Keep Watching the Ice
Meet the satellites bringing data to the discussion of global warming
- By Ben Iannotta
- Air & Space magazine, September 2006
Orbital platforms can bolster or challenge global climate change theories. Satellites have confirmed a 500,000- square-mile reduction of Arctic Sea ice since 1979.
NASA
(Page 6 of 7)
“Stand by for table 29?” Bunch asks, referring to software that will pave the way for ICESat to receive the latest set of operating commands.

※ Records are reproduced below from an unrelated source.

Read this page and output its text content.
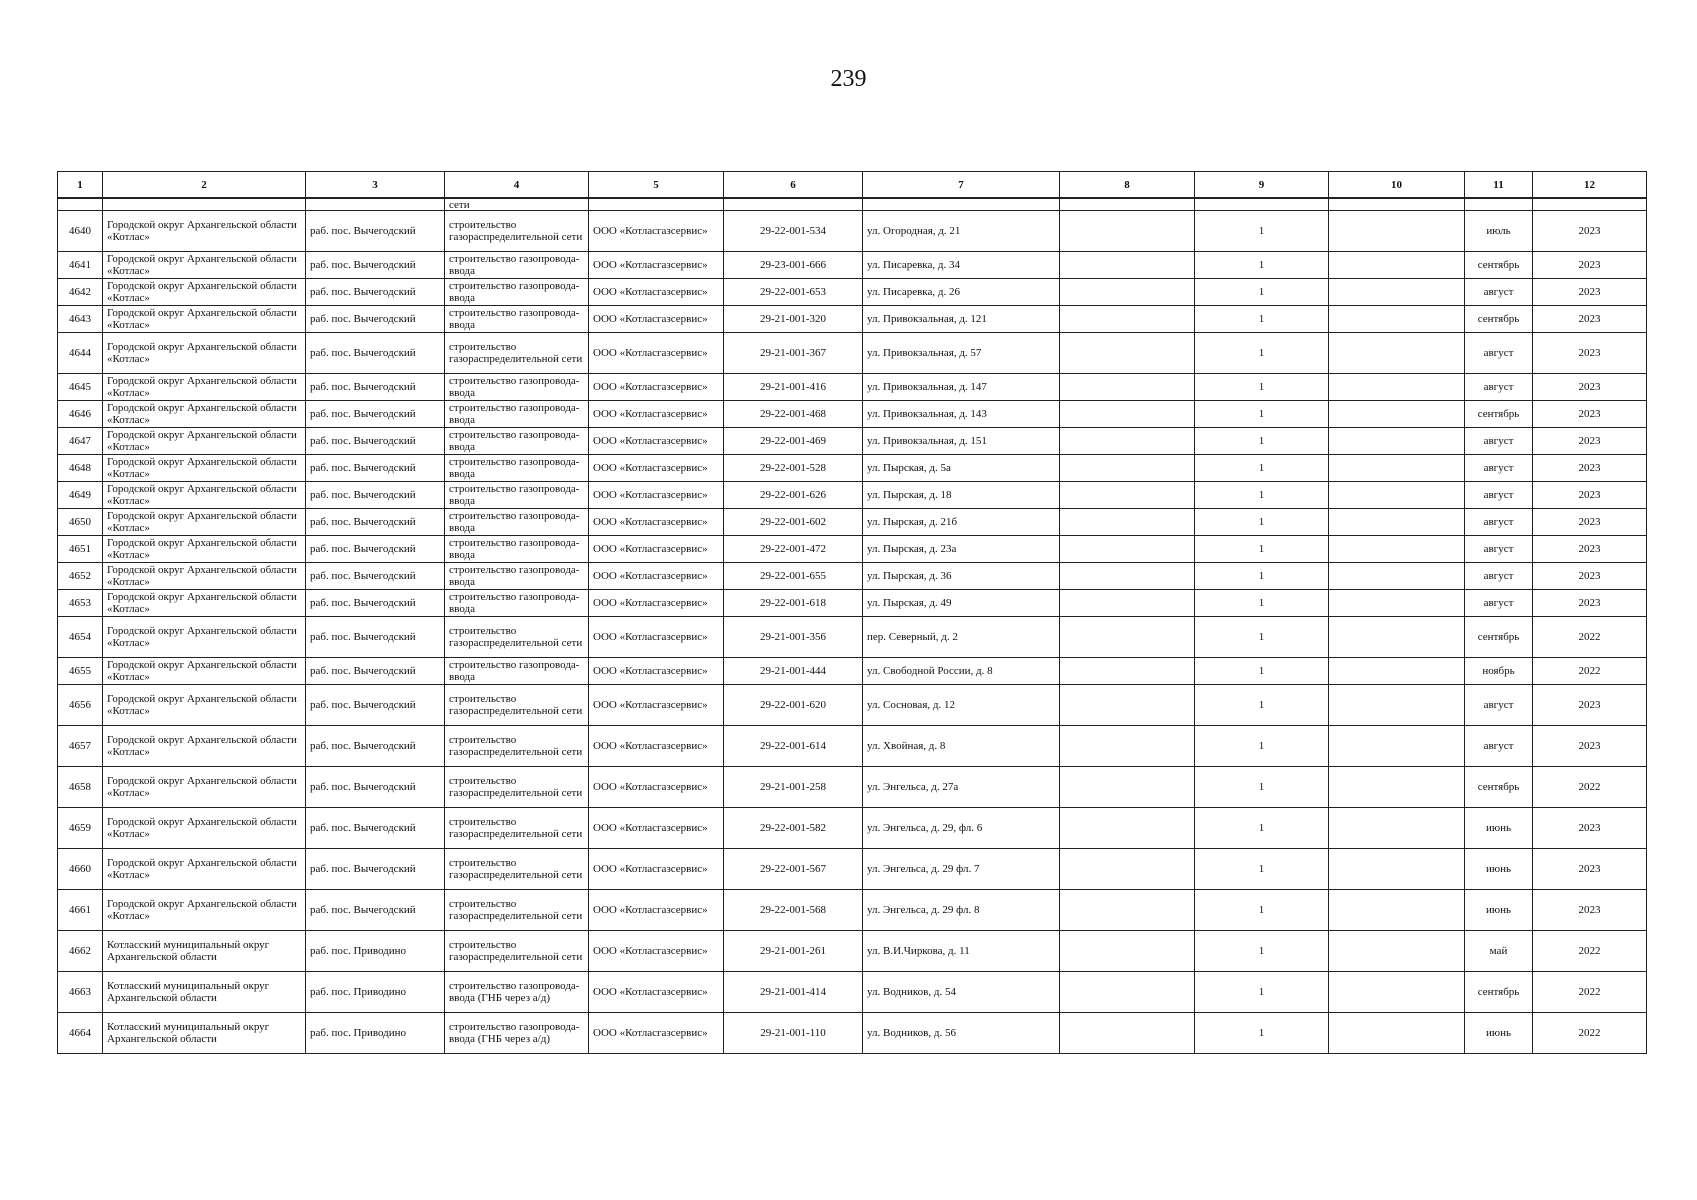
239
1	2	3	4	5	6	7	8	9	10	11	12
			сети								
4640	Городской округ Архангельской области «Котлас»	раб. пос. Вычегодский	строительство газораспределительной сети	ООО «Котласгазсервис»	29-22-001-534	ул. Огородная, д. 21		1		июль	2023
4641	Городской округ Архангельской области «Котлас»	раб. пос. Вычегодский	строительство газопровода-ввода	ООО «Котласгазсервис»	29-23-001-666	ул. Писаревка, д. 34		1		сентябрь	2023
4642	Городской округ Архангельской области «Котлас»	раб. пос. Вычегодский	строительство газопровода-ввода	ООО «Котласгазсервис»	29-22-001-653	ул. Писаревка, д. 26		1		август	2023
4643	Городской округ Архангельской области «Котлас»	раб. пос. Вычегодский	строительство газопровода-ввода	ООО «Котласгазсервис»	29-21-001-320	ул. Привокзальная, д. 121		1		сентябрь	2023
4644	Городской округ Архангельской области «Котлас»	раб. пос. Вычегодский	строительство газораспределительной сети	ООО «Котласгазсервис»	29-21-001-367	ул. Привокзальная, д. 57		1		август	2023
4645	Городской округ Архангельской области «Котлас»	раб. пос. Вычегодский	строительство газопровода-ввода	ООО «Котласгазсервис»	29-21-001-416	ул. Привокзальная, д. 147		1		август	2023
4646	Городской округ Архангельской области «Котлас»	раб. пос. Вычегодский	строительство газопровода-ввода	ООО «Котласгазсервис»	29-22-001-468	ул. Привокзальная, д. 143		1		сентябрь	2023
4647	Городской округ Архангельской области «Котлас»	раб. пос. Вычегодский	строительство газопровода-ввода	ООО «Котласгазсервис»	29-22-001-469	ул. Привокзальная, д. 151		1		август	2023
4648	Городской округ Архангельской области «Котлас»	раб. пос. Вычегодский	строительство газопровода-ввода	ООО «Котласгазсервис»	29-22-001-528	ул. Пырская, д. 5а		1		август	2023
4649	Городской округ Архангельской области «Котлас»	раб. пос. Вычегодский	строительство газопровода-ввода	ООО «Котласгазсервис»	29-22-001-626	ул. Пырская, д. 18		1		август	2023
4650	Городской округ Архангельской области «Котлас»	раб. пос. Вычегодский	строительство газопровода-ввода	ООО «Котласгазсервис»	29-22-001-602	ул. Пырская, д. 21б		1		август	2023
4651	Городской округ Архангельской области «Котлас»	раб. пос. Вычегодский	строительство газопровода-ввода	ООО «Котласгазсервис»	29-22-001-472	ул. Пырская, д. 23а		1		август	2023
4652	Городской округ Архангельской области «Котлас»	раб. пос. Вычегодский	строительство газопровода-ввода	ООО «Котласгазсервис»	29-22-001-655	ул. Пырская, д. 36		1		август	2023
4653	Городской округ Архангельской области «Котлас»	раб. пос. Вычегодский	строительство газопровода-ввода	ООО «Котласгазсервис»	29-22-001-618	ул. Пырская, д. 49		1		август	2023
4654	Городской округ Архангельской области «Котлас»	раб. пос. Вычегодский	строительство газораспределительной сети	ООО «Котласгазсервис»	29-21-001-356	пер. Северный, д. 2		1		сентябрь	2022
4655	Городской округ Архангельской области «Котлас»	раб. пос. Вычегодский	строительство газопровода-ввода	ООО «Котласгазсервис»	29-21-001-444	ул. Свободной России, д. 8		1		ноябрь	2022
4656	Городской округ Архангельской области «Котлас»	раб. пос. Вычегодский	строительство газораспределительной сети	ООО «Котласгазсервис»	29-22-001-620	ул. Сосновая, д. 12		1		август	2023
4657	Городской округ Архангельской области «Котлас»	раб. пос. Вычегодский	строительство газораспределительной сети	ООО «Котласгазсервис»	29-22-001-614	ул. Хвойная, д. 8		1		август	2023
4658	Городской округ Архангельской области «Котлас»	раб. пос. Вычегодский	строительство газораспределительной сети	ООО «Котласгазсервис»	29-21-001-258	ул. Энгельса, д. 27а		1		сентябрь	2022
4659	Городской округ Архангельской области «Котлас»	раб. пос. Вычегодский	строительство газораспределительной сети	ООО «Котласгазсервис»	29-22-001-582	ул. Энгельса, д. 29, фл. 6		1		июнь	2023
4660	Городской округ Архангельской области «Котлас»	раб. пос. Вычегодский	строительство газораспределительной сети	ООО «Котласгазсервис»	29-22-001-567	ул. Энгельса, д. 29 фл. 7		1		июнь	2023
4661	Городской округ Архангельской области «Котлас»	раб. пос. Вычегодский	строительство газораспределительной сети	ООО «Котласгазсервис»	29-22-001-568	ул. Энгельса, д. 29 фл. 8		1		июнь	2023
4662	Котласский муниципальный округ Архангельской области	раб. пос. Приводино	строительство газораспределительной сети	ООО «Котласгазсервис»	29-21-001-261	ул. В.И.Чиркова, д. 11		1		май	2022
4663	Котласский муниципальный округ Архангельской области	раб. пос. Приводино	строительство газопровода-ввода (ГНБ через а/д)	ООО «Котласгазсервис»	29-21-001-414	ул. Водников, д. 54		1		сентябрь	2022
4664	Котласский муниципальный округ Архангельской области	раб. пос. Приводино	строительство газопровода-ввода (ГНБ через а/д)	ООО «Котласгазсервис»	29-21-001-110	ул. Водников, д. 56		1		июнь	2022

“Okay for 29,” replies Faber.
With the commands on their way, Faber quickly checks the status of the laser system. Among the streams of acronyms and numbers that fill his computer screen are eight circular “gumballs” summarizing the status of ICESat’s critical systems.
All eyes are on the gumball labeled “Thermal.” It has come up a happy green. If it were red, cell phones and pagers would have sounded from Colorado to Maryland as engineers got to work figuring out how to cool ICESat’s last laser before it burned out. Just to be safe, Faber checks more temperature readings. “Everything is fine,” he says.
Engineers hope to squeeze another five or six campaigns out of Laser 3, ICESat’s last fully functional laser. Despite the problems, Zwally counts the launch of ICESat in January 2003 as his biggest achievement at NASA. Still, he will be the first to say that scientists cannot rely on space-based sensors alone to answer questions about Earth’s glaciers. Sometimes they need to get close.
At the Swiss Camp, Zwally ventures out by snowmobile to drill holes in the ice and insert poles equipped with GPS receivers. As the glacier moves, the GPS units will move with it, and Zwally will record its speed.
When Zwally started this GPS research in the mid-1990s, fellow glaciologists were surprised by his results. The Jakobshavn Glacier was accelerating during Greenland’s summer months and slowing in the winter. The finding flew in the face of something glaciologists believed about glaciers.
“Ice is a very poor [thermal] conductor, so changes on the surface don’t get into the ice very fast," Zwally says. “It takes tens of thousands of years.” So how then could an entire glacier react to temperature changes that last only a season?